The Prime Minister's Office is exploring several reforms in the National Authority for Religious Services – the Chief Rabbinate, Yedioth Ahronoth reported Monday.
The PMO's move came after several surveys conducted in the matter, indicated that the Israeli public has lost its faith in the services provided by local religious councils.
One of the options taken under advisements calls for granting the public access to some of the services provided by the Chief Rabbinate – such as applying for a marriage license or issuing bachelor certificates – through the internet.
According to the report, the Prime Minister's Office formed a team, consisting of representatives from various government bureaus, to form recommendations to that effect.
The team, atop taking the Chief Rabbinate into the internet era, is supposed to review other ways in which the services provided by it can be made more citizen-friendly.
The site is also expected to feature a new funeral bureau, aimed at centralizing all Chevra Kadisha operations.
Cabinet Secretary Oved Yehezkel, who initiated the move, will be heading the team. Yehezkel was reportedly appalled by the surveys, which indicated over 70% of the secular sector wants nothing to do with the Chief Rabbinate; and that 61% of them believe it is obsolete – a sentiment shared by 40% of the general public.

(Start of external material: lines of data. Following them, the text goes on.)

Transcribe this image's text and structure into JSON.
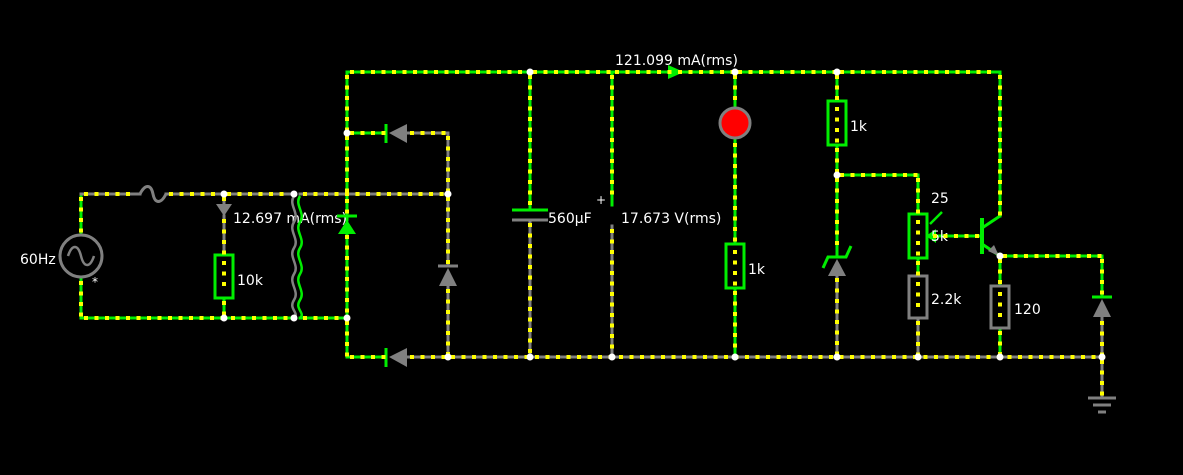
{
  "colors": {
    "background": "#000000",
    "live_wire": "#00ee00",
    "dead_wire": "#808080",
    "current_dot": "#ffff00",
    "node": "#ffffff",
    "led_on": "#ff0000",
    "text": "#ffffff"
  },
  "labels": {
    "source_freq": "60Hz",
    "source_marker": "*",
    "bleeder_resistor": "10k",
    "primary_current": "12.697 mA(rms)",
    "capacitor_value": "560µF",
    "plus_sign": "+",
    "output_voltage": "17.673 V(rms)",
    "rail_current": "121.099 mA(rms)",
    "led_resistor": "1k",
    "zener_resistor": "1k",
    "pot_value": "25",
    "pot_resistance": "5k",
    "lower_resistor": "2.2k",
    "emitter_resistor": "120"
  },
  "icons": {
    "source": "ac-source-icon",
    "fuse": "fuse-icon",
    "transformer": "transformer-icon",
    "diode": "diode-icon",
    "zener": "zener-diode-icon",
    "capacitor": "capacitor-icon",
    "led": "led-icon",
    "transistor": "npn-transistor-icon",
    "ground": "ground-icon"
  }
}
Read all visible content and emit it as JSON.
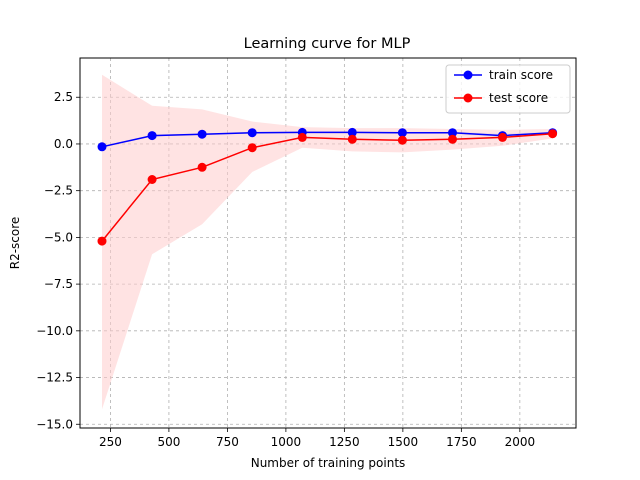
{
  "chart_data": {
    "type": "line",
    "title": "Learning curve for MLP",
    "xlabel": "Number of training points",
    "ylabel": "R2-score",
    "xlim": [
      120,
      2240
    ],
    "ylim": [
      -15.2,
      4.6
    ],
    "xticks": [
      250,
      500,
      750,
      1000,
      1250,
      1500,
      1750,
      2000
    ],
    "xtick_labels": [
      "250",
      "500",
      "750",
      "1000",
      "1250",
      "1500",
      "1750",
      "2000"
    ],
    "yticks": [
      2.5,
      0.0,
      -2.5,
      -5.0,
      -7.5,
      -10.0,
      -12.5,
      -15.0
    ],
    "ytick_labels": [
      "2.5",
      "0.0",
      "−2.5",
      "−5.0",
      "−7.5",
      "−10.0",
      "−12.5",
      "−15.0"
    ],
    "grid": true,
    "grid_style": "dashed",
    "legend_position": "top-right",
    "x": [
      214,
      428,
      642,
      856,
      1070,
      1284,
      1498,
      1712,
      1926,
      2140
    ],
    "series": [
      {
        "name": "train score",
        "color": "#0000ff",
        "band_color": "#0000ff",
        "values": [
          -0.15,
          0.45,
          0.52,
          0.6,
          0.62,
          0.62,
          0.6,
          0.6,
          0.45,
          0.6
        ],
        "lower": [
          -0.2,
          0.4,
          0.48,
          0.55,
          0.57,
          0.57,
          0.55,
          0.55,
          0.35,
          0.55
        ],
        "upper": [
          -0.1,
          0.5,
          0.56,
          0.65,
          0.67,
          0.67,
          0.65,
          0.65,
          0.55,
          0.65
        ]
      },
      {
        "name": "test score",
        "color": "#ff0000",
        "band_color": "#ffcccc",
        "values": [
          -5.2,
          -1.9,
          -1.25,
          -0.2,
          0.35,
          0.25,
          0.2,
          0.25,
          0.35,
          0.55
        ],
        "lower": [
          -14.2,
          -5.9,
          -4.3,
          -1.5,
          -0.2,
          -0.4,
          -0.45,
          -0.3,
          -0.1,
          0.3
        ],
        "upper": [
          3.7,
          2.05,
          1.85,
          1.2,
          0.9,
          0.85,
          0.85,
          0.8,
          0.75,
          0.8
        ]
      }
    ]
  }
}
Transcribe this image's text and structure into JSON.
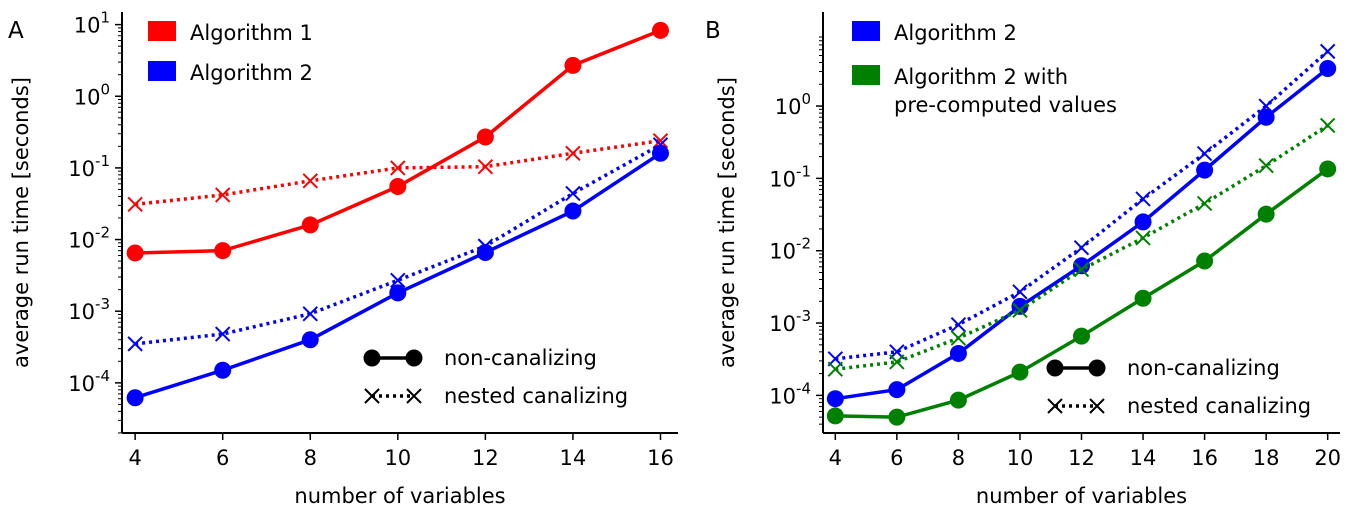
{
  "chart_data": [
    {
      "panel_label": "A",
      "type": "line",
      "xlabel": "number of variables",
      "ylabel": "average run time [seconds]",
      "x_ticks": [
        4,
        6,
        8,
        10,
        12,
        14,
        16
      ],
      "y_scale": "log",
      "y_ticks": [
        {
          "base": "10",
          "exp": "-4",
          "value": 0.0001
        },
        {
          "base": "10",
          "exp": "-3",
          "value": 0.001
        },
        {
          "base": "10",
          "exp": "-2",
          "value": 0.01
        },
        {
          "base": "10",
          "exp": "-1",
          "value": 0.1
        },
        {
          "base": "10",
          "exp": "0",
          "value": 1
        },
        {
          "base": "10",
          "exp": "1",
          "value": 10
        }
      ],
      "xlim": [
        3.7,
        16.4
      ],
      "ylim": [
        2e-05,
        15
      ],
      "grid": false,
      "x": [
        4,
        6,
        8,
        10,
        12,
        14,
        16
      ],
      "series": [
        {
          "name": "Algorithm 1",
          "style": "non-canalizing",
          "color": "#ff0000",
          "values": [
            0.0065,
            0.007,
            0.016,
            0.055,
            0.27,
            2.7,
            8.3
          ]
        },
        {
          "name": "Algorithm 1",
          "style": "nested canalizing",
          "color": "#ff0000",
          "values": [
            0.031,
            0.042,
            0.066,
            0.1,
            0.104,
            0.16,
            0.24
          ]
        },
        {
          "name": "Algorithm 2",
          "style": "non-canalizing",
          "color": "#0000ff",
          "values": [
            6.2e-05,
            0.00015,
            0.0004,
            0.0018,
            0.0066,
            0.025,
            0.16
          ]
        },
        {
          "name": "Algorithm 2",
          "style": "nested canalizing",
          "color": "#0000ff",
          "values": [
            0.00035,
            0.00048,
            0.00092,
            0.0027,
            0.0081,
            0.044,
            0.21
          ]
        }
      ],
      "color_legend": [
        {
          "label": "Algorithm 1",
          "color": "#ff0000"
        },
        {
          "label": "Algorithm 2",
          "color": "#0000ff"
        }
      ],
      "style_legend": [
        {
          "label": "non-canalizing",
          "marker": "circle",
          "line": "solid"
        },
        {
          "label": "nested canalizing",
          "marker": "x",
          "line": "dotted"
        }
      ]
    },
    {
      "panel_label": "B",
      "type": "line",
      "xlabel": "number of variables",
      "ylabel": "average run time [seconds]",
      "x_ticks": [
        4,
        6,
        8,
        10,
        12,
        14,
        16,
        18,
        20
      ],
      "y_scale": "log",
      "y_ticks": [
        {
          "base": "10",
          "exp": "-4",
          "value": 0.0001
        },
        {
          "base": "10",
          "exp": "-3",
          "value": 0.001
        },
        {
          "base": "10",
          "exp": "-2",
          "value": 0.01
        },
        {
          "base": "10",
          "exp": "-1",
          "value": 0.1
        },
        {
          "base": "10",
          "exp": "0",
          "value": 1
        }
      ],
      "xlim": [
        3.6,
        20.4
      ],
      "ylim": [
        3e-05,
        20
      ],
      "grid": false,
      "x": [
        4,
        6,
        8,
        10,
        12,
        14,
        16,
        18,
        20
      ],
      "series": [
        {
          "name": "Algorithm 2",
          "style": "non-canalizing",
          "color": "#0000ff",
          "values": [
            9e-05,
            0.00012,
            0.00038,
            0.0017,
            0.0062,
            0.025,
            0.13,
            0.7,
            3.3
          ]
        },
        {
          "name": "Algorithm 2",
          "style": "nested canalizing",
          "color": "#0000ff",
          "values": [
            0.00032,
            0.0004,
            0.00095,
            0.0027,
            0.011,
            0.052,
            0.22,
            1.0,
            5.7
          ]
        },
        {
          "name": "Algorithm 2 with pre-computed values",
          "style": "non-canalizing",
          "color": "#008000",
          "values": [
            5.2e-05,
            5e-05,
            8.6e-05,
            0.00021,
            0.00066,
            0.0022,
            0.0072,
            0.032,
            0.135
          ]
        },
        {
          "name": "Algorithm 2 with pre-computed values",
          "style": "nested canalizing",
          "color": "#008000",
          "values": [
            0.00023,
            0.00029,
            0.00062,
            0.0015,
            0.0055,
            0.015,
            0.045,
            0.15,
            0.54
          ]
        }
      ],
      "color_legend": [
        {
          "label": "Algorithm 2",
          "color": "#0000ff"
        },
        {
          "label": "Algorithm 2 with\npre-computed values",
          "color": "#008000"
        }
      ],
      "style_legend": [
        {
          "label": "non-canalizing",
          "marker": "circle",
          "line": "solid"
        },
        {
          "label": "nested canalizing",
          "marker": "x",
          "line": "dotted"
        }
      ]
    }
  ]
}
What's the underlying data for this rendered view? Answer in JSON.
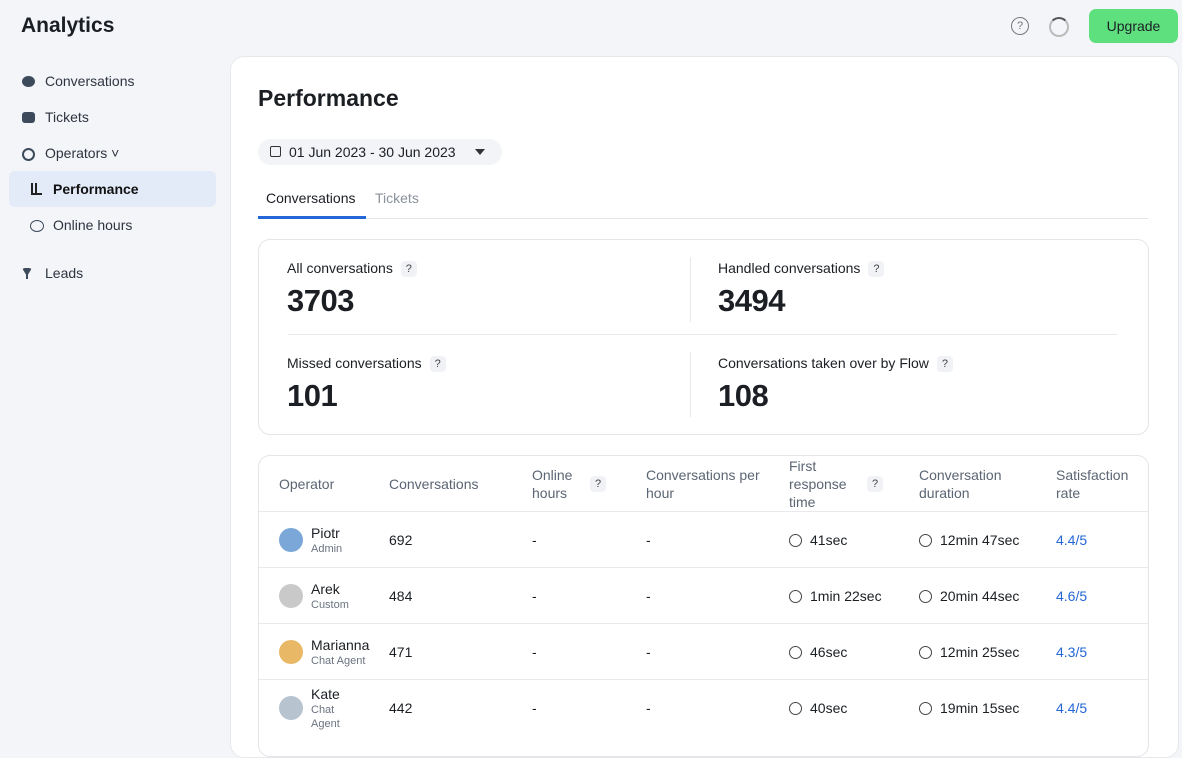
{
  "header": {
    "title": "Analytics",
    "button": "Upgrade"
  },
  "sidebar": {
    "items": [
      "Conversations",
      "Tickets",
      "Operators",
      "Performance",
      "Online hours",
      "Leads"
    ]
  },
  "page": {
    "title": "Performance",
    "date_range": "01 Jun 2023 - 30 Jun 2023",
    "tabs": [
      "Conversations",
      "Tickets"
    ]
  },
  "stats": [
    {
      "label": "All conversations",
      "value": "3703"
    },
    {
      "label": "Handled conversations",
      "value": "3494"
    },
    {
      "label": "Missed conversations",
      "value": "101"
    },
    {
      "label": "Conversations taken over by Flow",
      "value": "108"
    }
  ],
  "table": {
    "columns": [
      "Operator",
      "Conversations",
      "Online hours",
      "Conversations per hour",
      "First response time",
      "Conversation duration",
      "Satisfaction rate"
    ],
    "rows": [
      {
        "name": "Piotr",
        "role": "Admin",
        "cells": [
          "692",
          "-",
          "-",
          "41sec",
          "12min 47sec",
          "4.4/5"
        ]
      },
      {
        "name": "Arek",
        "role": "Custom",
        "cells": [
          "484",
          "-",
          "-",
          "1min 22sec",
          "20min 44sec",
          "4.6/5"
        ]
      },
      {
        "name": "Marianna",
        "role": "Chat Agent",
        "cells": [
          "471",
          "-",
          "-",
          "46sec",
          "12min 25sec",
          "4.3/5"
        ]
      },
      {
        "name": "Kate",
        "role": "Chat Agent",
        "cells": [
          "442",
          "-",
          "-",
          "40sec",
          "19min 15sec",
          "4.4/5"
        ]
      }
    ]
  }
}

Yehezkel wrote to Chief Sephardic Rabbi of Israel Shlomo Amar asking him to lend his support to the effort and Rabbi Amar agreed, sending several representatives to join the team.
"We’re not looking to form another not-so-necessary office, but to make the ones which already exist more efficient," said Yehezkel.
"We have enough bodies and sufficient funding and personnel… what we need not is to everything work properly. I'm tired of civil servants who forgot they are here to do just that – serve."